When is breaking the law justified?

"Breaking the law can never be justified. The laws are changed due to the action that broke the law."

Right....unless there is a legal excuse or justification.

Legal excuses recognize the conduct of the defendant as undesirable/wrong but excuse the person from criminal liability.

Legal justification recognizes that a greater harm was prevented by breaking the law than would be averted by following the law.

Legal excuse = a woman kills a police officer who pulls her over. She legitimately thought that martians came to earth and are occupying the form of police officers and that they are bent on extermination of the human race. The act, killing a police officer, is wrong and abhorrent. That being said, she will be excused from criminal liability because she did not understand what she was doing (will be sent to a mental institution instead).

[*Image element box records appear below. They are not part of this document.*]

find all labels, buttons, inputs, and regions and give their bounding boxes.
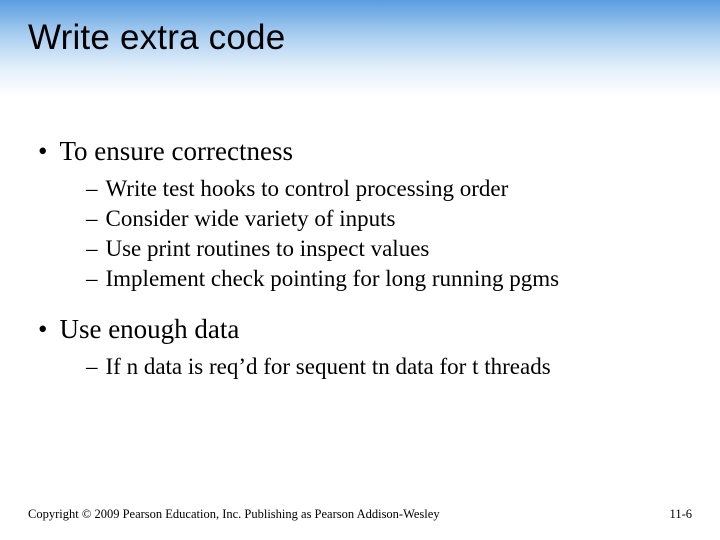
sub-bullet-text: Use print routines to inspect values [106,234,430,264]
bullet-item: • To ensure correctness [38,134,690,168]
footer: Copyright © 2009 Pearson Education, Inc.… [0,507,720,522]
dash-icon: – [86,264,98,294]
dash-icon: – [86,234,98,264]
sub-bullet-item: – Use print routines to inspect values [86,234,690,264]
bullet-text: To ensure correctness [59,134,293,168]
sub-bullet-text: Consider wide variety of inputs [106,204,396,234]
dash-icon: – [86,174,98,204]
sub-bullet-item: – Consider wide variety of inputs [86,204,690,234]
sub-bullet-item: – If n data is req’d for sequent tn data… [86,352,690,382]
sub-bullet-text: Write test hooks to control processing o… [106,174,509,204]
dash-icon: – [86,352,98,382]
sub-bullet-text: If n data is req’d for sequent tn data f… [106,352,551,382]
page-number: 11-6 [670,507,692,522]
sub-bullet-list: – Write test hooks to control processing… [86,174,690,294]
bullet-text: Use enough data [59,312,239,346]
dash-icon: – [86,204,98,234]
copyright-text: Copyright © 2009 Pearson Education, Inc.… [28,507,440,522]
sub-bullet-list: – If n data is req’d for sequent tn data… [86,352,690,382]
bullet-dot-icon: • [38,312,47,346]
slide-content: • To ensure correctness – Write test hoo… [0,98,720,382]
bullet-dot-icon: • [38,134,47,168]
header-band: Write extra code [0,0,720,98]
sub-bullet-item: – Write test hooks to control processing… [86,174,690,204]
bullet-item: • Use enough data [38,312,690,346]
sub-bullet-item: – Implement check pointing for long runn… [86,264,690,294]
sub-bullet-text: Implement check pointing for long runnin… [106,264,560,294]
slide-title: Write extra code [28,18,720,58]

Legal justification = you are driving down the road. Right in front of you, a motorcyclist falls off his bike. You have no time to stop. You swerve into the other lane (which is empty and you can see that no cars are coming for 40 miles) to avoid running over and killing the motorcyclist. While you broke the law (drove in the wrong lane), you did so to avoid a greater harm (killing the biker) and thus will be justified (and will not have charges pressed).
 
Breaking the law can never be justified. The laws are changed due to the action that broke the law. An example is murder, after someone murdered an intruder and was arrested and tried for murder it went through the appeals process and it was ruled justifiable. That created a precedent and now defending ones life is "justifiable homicide" if reasonable force is used. Murder is still against the law. Some will say civil disobedience is justified, but by law it is not. Some will say abortion is murder, but the law say's it is not.
A jury can find a person innocent of a crime he/she committed, but the "breaking of the law" was not justified.